The piece of cloth was somehow traced to one particular store in Malta called Mary's House. Employees at Mary's House miraculously identified the cloth as being part of a shirt that a Libyan called Abdel Basset had bought. In another piece of incredible luck, investigators found a diary kept by another Libyan, Lamen Fhimah, which supposedly outlined how Abdel Basset would place a bomb on board an airliner.

Is it any wonder that Bush insists that this evidence be heard either in US courts, or by the British legal system, whose justice has become so well known through cases like the Maguire Seven, the Birmingham Six?

No doubt US or British prosecutors would exclude potential jurors who happened to have read the Washington Post on October 2, 1986, when it reported that the White House had approved a plan of Reagan's national security adviser, John Poindexter, to circulate lies against Libya. A memorandum written by Poindexter stated, "One of the key elements of the strategy is that it combines real and illusionary events".

The US, Britain and France are preparing a sanctions resolution for the Security Council. The sanctions comprise an oil and airline embargo. These would severely damage Libya economically by blocking thousands of foreign workers from the country and preventing the sale of oil, its main source of income.

Open military attacks on Libya are also a danger. The US bombing of Tripoli and Benghazi on April 15, 1986, which killed 38 people and wounded hundreds, was justified on the claim that Libya was responsible for the bombing of a nightclub in Germany that killed a US soldier.

Oil and independence

The campaigns against Libya and Iraq obstruct the political and economic development of nations independent of US influence.
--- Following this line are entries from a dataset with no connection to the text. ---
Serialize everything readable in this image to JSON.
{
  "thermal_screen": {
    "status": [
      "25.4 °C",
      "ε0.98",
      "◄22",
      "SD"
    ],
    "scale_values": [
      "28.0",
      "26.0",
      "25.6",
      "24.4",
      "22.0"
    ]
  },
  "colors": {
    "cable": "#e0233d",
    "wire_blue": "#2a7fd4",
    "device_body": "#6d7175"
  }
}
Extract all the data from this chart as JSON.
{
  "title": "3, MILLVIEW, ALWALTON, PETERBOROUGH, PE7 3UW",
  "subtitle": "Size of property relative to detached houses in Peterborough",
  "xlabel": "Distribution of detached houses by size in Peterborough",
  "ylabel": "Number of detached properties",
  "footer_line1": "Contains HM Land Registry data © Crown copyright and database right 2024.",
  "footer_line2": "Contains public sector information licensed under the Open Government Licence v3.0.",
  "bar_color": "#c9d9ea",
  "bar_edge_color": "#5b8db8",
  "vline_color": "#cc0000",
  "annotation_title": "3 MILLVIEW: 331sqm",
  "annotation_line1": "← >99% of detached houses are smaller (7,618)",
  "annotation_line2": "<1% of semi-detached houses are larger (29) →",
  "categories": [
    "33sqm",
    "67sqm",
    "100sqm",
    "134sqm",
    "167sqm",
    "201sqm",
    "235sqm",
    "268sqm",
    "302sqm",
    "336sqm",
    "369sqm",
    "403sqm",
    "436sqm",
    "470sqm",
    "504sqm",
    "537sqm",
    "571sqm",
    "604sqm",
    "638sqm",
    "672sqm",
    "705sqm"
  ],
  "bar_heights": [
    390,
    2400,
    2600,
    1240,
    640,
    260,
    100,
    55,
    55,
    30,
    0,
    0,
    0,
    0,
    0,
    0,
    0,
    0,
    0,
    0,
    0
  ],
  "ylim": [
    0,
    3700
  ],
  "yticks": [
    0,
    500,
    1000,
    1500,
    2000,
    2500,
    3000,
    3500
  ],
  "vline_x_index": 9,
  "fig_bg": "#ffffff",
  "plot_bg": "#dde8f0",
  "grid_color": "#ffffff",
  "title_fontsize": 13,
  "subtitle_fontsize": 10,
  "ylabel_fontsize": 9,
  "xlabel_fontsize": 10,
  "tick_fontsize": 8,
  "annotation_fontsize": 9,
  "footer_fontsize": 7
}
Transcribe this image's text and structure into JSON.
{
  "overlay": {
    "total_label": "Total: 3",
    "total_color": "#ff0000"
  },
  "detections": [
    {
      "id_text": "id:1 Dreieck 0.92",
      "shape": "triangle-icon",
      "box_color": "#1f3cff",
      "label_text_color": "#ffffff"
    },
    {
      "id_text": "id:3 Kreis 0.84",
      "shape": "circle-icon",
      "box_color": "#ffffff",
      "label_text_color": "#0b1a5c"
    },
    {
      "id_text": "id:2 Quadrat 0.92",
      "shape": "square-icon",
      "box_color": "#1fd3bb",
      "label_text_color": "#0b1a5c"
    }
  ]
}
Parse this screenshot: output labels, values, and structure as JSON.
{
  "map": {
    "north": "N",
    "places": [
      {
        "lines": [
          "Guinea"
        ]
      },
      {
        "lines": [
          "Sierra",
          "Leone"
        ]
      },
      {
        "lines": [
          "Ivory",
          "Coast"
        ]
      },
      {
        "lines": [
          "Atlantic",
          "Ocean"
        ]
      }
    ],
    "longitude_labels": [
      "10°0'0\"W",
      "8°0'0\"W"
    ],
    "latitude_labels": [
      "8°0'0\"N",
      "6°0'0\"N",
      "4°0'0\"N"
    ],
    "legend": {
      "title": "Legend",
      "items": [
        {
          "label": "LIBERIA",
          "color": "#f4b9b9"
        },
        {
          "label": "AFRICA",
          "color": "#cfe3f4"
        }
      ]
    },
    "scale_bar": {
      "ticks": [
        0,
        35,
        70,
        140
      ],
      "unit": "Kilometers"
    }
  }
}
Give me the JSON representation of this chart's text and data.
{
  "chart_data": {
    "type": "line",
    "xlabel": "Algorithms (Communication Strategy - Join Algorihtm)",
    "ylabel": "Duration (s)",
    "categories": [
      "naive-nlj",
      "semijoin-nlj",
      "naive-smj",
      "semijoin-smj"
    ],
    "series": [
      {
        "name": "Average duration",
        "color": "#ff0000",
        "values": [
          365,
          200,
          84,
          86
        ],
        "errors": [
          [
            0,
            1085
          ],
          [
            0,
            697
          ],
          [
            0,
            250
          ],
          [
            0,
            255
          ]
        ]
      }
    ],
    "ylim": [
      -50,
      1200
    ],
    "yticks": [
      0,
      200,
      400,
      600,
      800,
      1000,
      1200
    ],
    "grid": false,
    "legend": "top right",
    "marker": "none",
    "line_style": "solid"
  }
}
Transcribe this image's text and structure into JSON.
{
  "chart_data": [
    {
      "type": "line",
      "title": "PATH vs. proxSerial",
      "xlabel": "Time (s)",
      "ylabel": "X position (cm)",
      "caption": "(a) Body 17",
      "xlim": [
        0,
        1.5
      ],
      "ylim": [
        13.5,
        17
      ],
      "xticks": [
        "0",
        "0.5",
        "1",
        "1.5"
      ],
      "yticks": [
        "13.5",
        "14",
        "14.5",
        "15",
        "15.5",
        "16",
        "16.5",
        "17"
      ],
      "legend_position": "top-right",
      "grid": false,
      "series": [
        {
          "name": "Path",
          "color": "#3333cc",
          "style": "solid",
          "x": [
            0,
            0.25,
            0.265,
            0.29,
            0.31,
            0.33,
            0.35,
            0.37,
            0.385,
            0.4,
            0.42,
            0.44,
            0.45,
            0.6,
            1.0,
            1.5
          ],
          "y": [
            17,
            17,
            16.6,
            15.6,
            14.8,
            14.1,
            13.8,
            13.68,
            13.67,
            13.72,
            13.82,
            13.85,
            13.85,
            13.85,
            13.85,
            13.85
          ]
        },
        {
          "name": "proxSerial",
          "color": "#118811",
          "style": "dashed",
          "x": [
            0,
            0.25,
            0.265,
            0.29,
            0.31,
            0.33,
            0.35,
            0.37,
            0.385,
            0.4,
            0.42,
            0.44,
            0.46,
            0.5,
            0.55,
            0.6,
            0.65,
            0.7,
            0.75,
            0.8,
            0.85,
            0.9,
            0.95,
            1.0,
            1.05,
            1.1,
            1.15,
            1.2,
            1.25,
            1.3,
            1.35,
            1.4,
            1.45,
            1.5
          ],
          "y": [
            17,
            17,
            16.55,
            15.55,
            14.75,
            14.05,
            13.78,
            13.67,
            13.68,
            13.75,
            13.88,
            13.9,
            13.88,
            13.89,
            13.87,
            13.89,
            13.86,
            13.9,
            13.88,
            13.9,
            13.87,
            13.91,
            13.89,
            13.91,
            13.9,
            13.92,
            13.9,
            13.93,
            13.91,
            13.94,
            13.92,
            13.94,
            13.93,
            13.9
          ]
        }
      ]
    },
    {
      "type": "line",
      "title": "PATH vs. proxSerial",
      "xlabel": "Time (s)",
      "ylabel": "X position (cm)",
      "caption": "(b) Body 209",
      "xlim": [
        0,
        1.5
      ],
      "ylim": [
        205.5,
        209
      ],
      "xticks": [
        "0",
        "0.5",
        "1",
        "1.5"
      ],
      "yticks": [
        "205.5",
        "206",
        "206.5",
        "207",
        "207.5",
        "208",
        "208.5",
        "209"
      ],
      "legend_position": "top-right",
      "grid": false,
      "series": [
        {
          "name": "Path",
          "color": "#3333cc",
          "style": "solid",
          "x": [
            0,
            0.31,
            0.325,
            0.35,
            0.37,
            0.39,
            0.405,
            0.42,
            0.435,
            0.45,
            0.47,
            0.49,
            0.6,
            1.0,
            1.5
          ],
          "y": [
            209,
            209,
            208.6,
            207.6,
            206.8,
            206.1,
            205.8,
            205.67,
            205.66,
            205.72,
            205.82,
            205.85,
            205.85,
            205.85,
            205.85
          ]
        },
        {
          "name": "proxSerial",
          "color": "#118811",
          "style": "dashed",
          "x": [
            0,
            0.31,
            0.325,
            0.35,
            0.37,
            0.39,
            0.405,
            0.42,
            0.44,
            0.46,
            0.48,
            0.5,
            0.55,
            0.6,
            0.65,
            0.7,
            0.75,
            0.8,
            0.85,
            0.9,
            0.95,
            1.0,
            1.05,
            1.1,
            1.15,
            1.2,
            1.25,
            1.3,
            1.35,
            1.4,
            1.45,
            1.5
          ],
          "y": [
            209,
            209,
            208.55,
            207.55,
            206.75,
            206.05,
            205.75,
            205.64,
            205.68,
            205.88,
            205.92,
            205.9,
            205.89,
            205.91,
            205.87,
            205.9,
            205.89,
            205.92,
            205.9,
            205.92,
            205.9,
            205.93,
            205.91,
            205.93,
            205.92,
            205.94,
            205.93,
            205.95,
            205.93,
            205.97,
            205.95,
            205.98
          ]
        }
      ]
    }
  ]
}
The policies of Libyan government since 1969 have challenged US dominance in the Middle East. Libya has improved the standard of living of its citizens, using income from oil. It also became an example for OPEC countries in gaining better prices for oil from foreign companies.

Without oil sales, Libya would not be able to maintain the relatively high standard of living it has achieved for a Third World country, and its ability to take an independent stand would be undermined.

Restricting the sale of oil from Iraq and stopping the sale of oil from Libya would also benefit US clients among the OPEC countries — especially Kuwait and Saudi Arabia, who could expect to fill most of the gap in the world market.